The attack Friday by Hassan Khalif Shire Ali, 30, is considered by the Australian police as a terrorist act, and was claimed by the Islamic State (IS) jihadist group.

"We now treat this as a terrorist act"said Graham Ashton, the head of the Victoria State Police in southern Australia.

"Although he had radicalized views, the evaluation determined that he was not a threat to national security.said Ian McCartney, a counterterrorism officer.

"Knowing how and when he went from his radicalized views to the attack yesterday will be at the heart of the investigationsaid Mccartney.

The jihadist group EI claimed the attack through its propaganda agency Amaq.

"The author of the operation (…) in Melbourne (…) was a fighter of the Islamic State and led the operation in response to calls to target nationals of the member countries of the coalition"US-led international anti-jihadists," said Amaq.

The investigators initially stated that the man had no known connection to terrorism.

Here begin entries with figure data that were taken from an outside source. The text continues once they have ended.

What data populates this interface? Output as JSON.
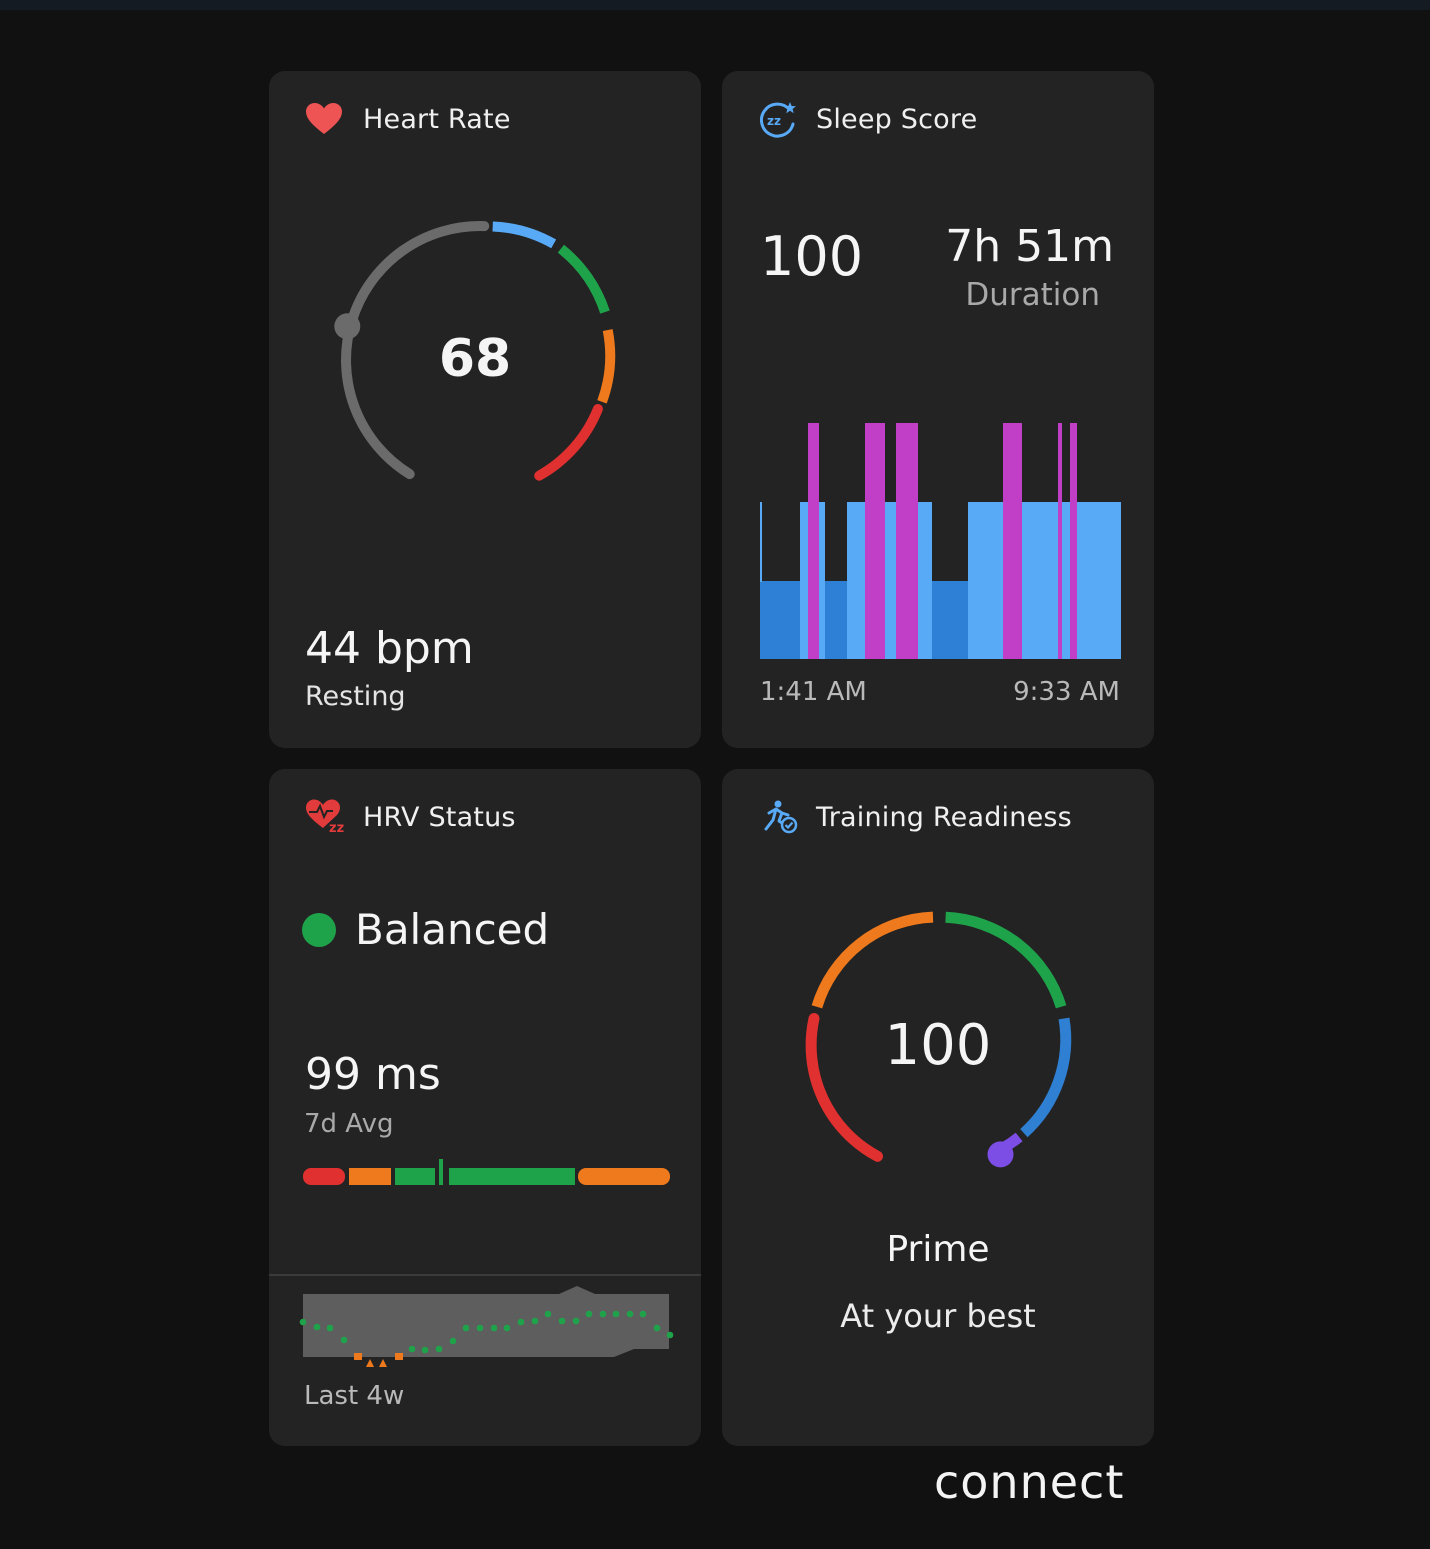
{
  "heart_rate": {
    "title": "Heart Rate",
    "icon": "heart-icon",
    "current": "68",
    "resting_value": "44 bpm",
    "resting_label": "Resting"
  },
  "sleep": {
    "title": "Sleep Score",
    "icon": "sleep-score-icon",
    "score": "100",
    "duration_value": "7h 51m",
    "duration_label": "Duration",
    "start_time": "1:41 AM",
    "end_time": "9:33 AM",
    "stage_colors": {
      "deep": "#2e7fd6",
      "light": "#58a9f6",
      "rem": "#c13fc6",
      "awake": "#e04ce0"
    }
  },
  "hrv": {
    "title": "HRV Status",
    "icon": "hrv-heart-icon",
    "status": "Balanced",
    "status_color": "#1fa34a",
    "value": "99 ms",
    "value_label": "7d Avg",
    "range_label": "Last 4w"
  },
  "training": {
    "title": "Training Readiness",
    "icon": "training-readiness-icon",
    "score": "100",
    "level": "Prime",
    "message": "At your best"
  },
  "brand": {
    "logo": "connect"
  },
  "colors": {
    "background": "#111112",
    "card": "#232323",
    "green": "#1fa34a",
    "orange": "#ee7a1d",
    "red": "#e0302f",
    "blue": "#2f7fd3",
    "light_blue": "#58a9f6",
    "gray": "#6b6b6b",
    "purple": "#7d4ee6"
  }
}
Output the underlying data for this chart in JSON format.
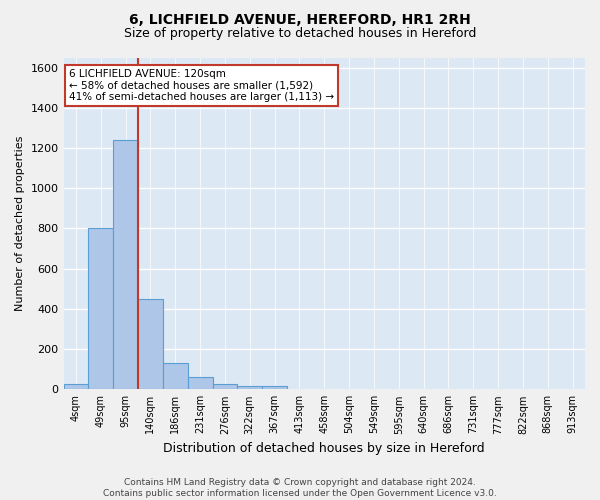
{
  "title1": "6, LICHFIELD AVENUE, HEREFORD, HR1 2RH",
  "title2": "Size of property relative to detached houses in Hereford",
  "xlabel": "Distribution of detached houses by size in Hereford",
  "ylabel": "Number of detached properties",
  "bar_labels": [
    "4sqm",
    "49sqm",
    "95sqm",
    "140sqm",
    "186sqm",
    "231sqm",
    "276sqm",
    "322sqm",
    "367sqm",
    "413sqm",
    "458sqm",
    "504sqm",
    "549sqm",
    "595sqm",
    "640sqm",
    "686sqm",
    "731sqm",
    "777sqm",
    "822sqm",
    "868sqm",
    "913sqm"
  ],
  "bar_heights": [
    25,
    800,
    1240,
    450,
    130,
    60,
    25,
    15,
    15,
    0,
    0,
    0,
    0,
    0,
    0,
    0,
    0,
    0,
    0,
    0,
    0
  ],
  "bar_color": "#aec6e8",
  "bar_edge_color": "#5a9fd4",
  "ylim": [
    0,
    1650
  ],
  "yticks": [
    0,
    200,
    400,
    600,
    800,
    1000,
    1200,
    1400,
    1600
  ],
  "vline_x": 2.5,
  "vline_color": "#c0392b",
  "annotation_text": "6 LICHFIELD AVENUE: 120sqm\n← 58% of detached houses are smaller (1,592)\n41% of semi-detached houses are larger (1,113) →",
  "annotation_box_color": "#ffffff",
  "annotation_box_edge": "#c0392b",
  "background_color": "#dde8f5",
  "grid_color": "#ffffff",
  "footer": "Contains HM Land Registry data © Crown copyright and database right 2024.\nContains public sector information licensed under the Open Government Licence v3.0."
}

The police then explained that he had been known to the security services for three years and that he had arrived as a child in Australia with his family.

His Australian passport was revoked in 2015 because he was suspected of wanting to travel to Syria to join IS.

In addition, his brother will be tried next year on charges of wanting to obtain a firearm to commit a terrorist act.

During the attack, Hassan Khalif Shire Ali's 4×4 vehicle was filled with gas cylinders, the police said. Armed with a knife, the assailant killed one person and wounded two others before a police officer shot him in the chest.

According to witnesses, the man started attacking pedestrians near his burning pick-up that he had driven into the city center.

One person died on the scene. This is Sisto Malapina, 74, a well-known patron of an Italian restaurant in the metropolis of southern Australia.

Two other people were being treated for their injuries, the police said.

The attack occurred in the business district of Melbourne in the middle of the afternoon, as people began to leave work for the weekend.

On videos shot by witnesses, police officers try to stop the attacker without violence for at least a minute while the suspect rushes at them repeatedly, brandishing his weapon.

The tall man, dressed in a black tunic, makes reels with his arms trying to stab near the burning pickup.

Two passers-by try to help the police, one man armed with a coffee chair, while another, quickly dubbed "the Australian hero"on social networks, repeatedly tries to turn the abuser over with a supermarket shopping cart.

But the attack continues and after a while, a policeman uses his weapon and fires into the suspect's chest.

– Call for witnesses –

The police asked the population to avoid going to the area, but said they were not looking for other suspects.

The investigators also dispatched a team of deminers to secure the area and examine the burning vehicle.

"The exact circumstances still need to be determined", added the investigators by launching a call to witnesses.

British Prime Minister Theresa May assured Australia of her support in a message posted on Twitter.

Melbourne is the second largest city in Australia. It is a cosmopolitan metropolis of about five million people renowned for its cafes, bars and restaurants, as well as for its high standard of living.

The attack comes in full trial of a 28-year-old man, James Gargasoulas, who had sunk into the crowd aboard his vehicle in the same area of ​​the city in 2017, killing six people. The reasons for this attack remain unclear.